Re: Are pidgins natlangs? (was Re: Telona Grammar, part 2)
|From:||Andreas Johansson <and_yo@...>|
|Date:||Thursday, February 14, 2002, 18:07|
>In a message dated 2002.02.12 11.03.45 PM, Philip.Newton@GMX.NET writes:
> >On 12 Feb 02, at 8:14, Jim Grossmann wrote:
> >> One nitpick: techically, are pidgins natlangs? I've heard that
> >> they're contrived by definition, although they take their lexicons
> >> from natlangs, and often serve as the ancestors of natlangs (namely
> >> creoles) in the space of a generation.
> >I suppose I would consider them auxlangs -- initially, they're an
> >auxiliary language, aiding comprehension between speakers of different
> >languages, and initially they're no-one's first language.

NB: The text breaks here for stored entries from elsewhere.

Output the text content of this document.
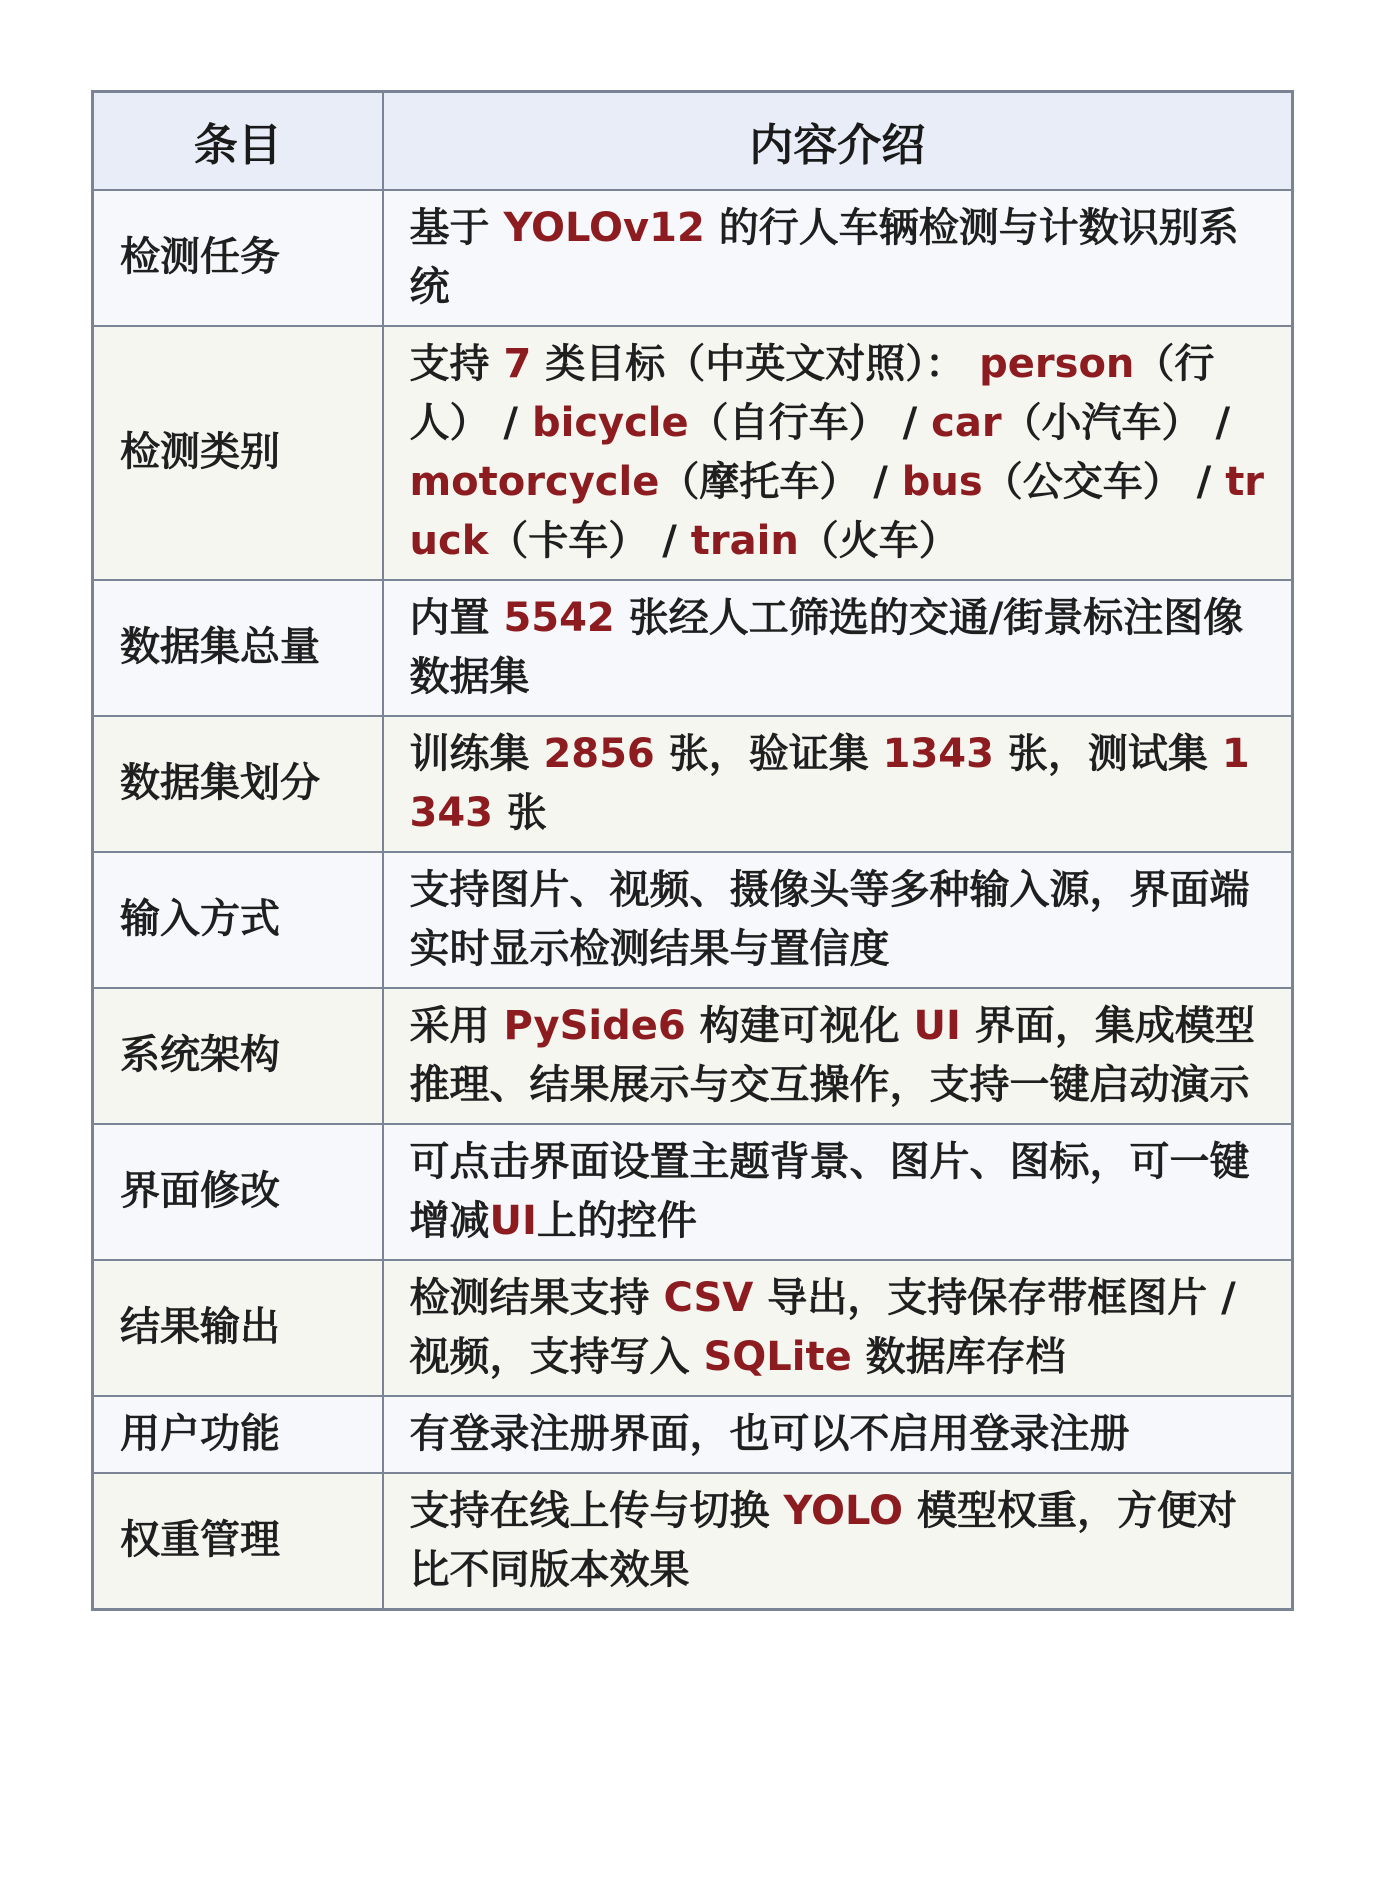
条目	内容介绍
检测任务	基于 YOLOv12 的行人车辆检测与计数识别系统
检测类别	支持 7 类目标（中英文对照）： person（行人） / bicycle（自行车） / car（小汽车） / motorcycle（摩托车） / bus（公交车） / truck（卡车） / train（火车）
数据集总量	内置 5542 张经人工筛选的交通/街景标注图像数据集
数据集划分	训练集 2856 张，验证集 1343 张，测试集 1343 张
输入方式	支持图片、视频、摄像头等多种输入源，界面端实时显示检测结果与置信度
系统架构	采用 PySide6 构建可视化 UI 界面，集成模型推理、结果展示与交互操作，支持一键启动演示
界面修改	可点击界面设置主题背景、图片、图标，可一键增减UI上的控件
结果输出	检测结果支持 CSV 导出，支持保存带框图片 / 视频，支持写入 SQLite 数据库存档
用户功能	有登录注册界面，也可以不启用登录注册
权重管理	支持在线上传与切换 YOLO 模型权重，方便对比不同版本效果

And they
> >become natlangs when someone speaks them natively (as a creole), I
> Of course pidgins and creoles are NatLangs. They naturally arise from
>cultural contact (or, more likely, imperialistic contact), hence another
>of saying "pidgins and creoles" is to simply say "contact languages" or
>"languages of contact."
I thought "natlang" was to be expanded as "native language", in which case
pidgins by definition aren't any, wereas creoles by definition are. What do
you mean by "natlang"? "Naturally occuring language"?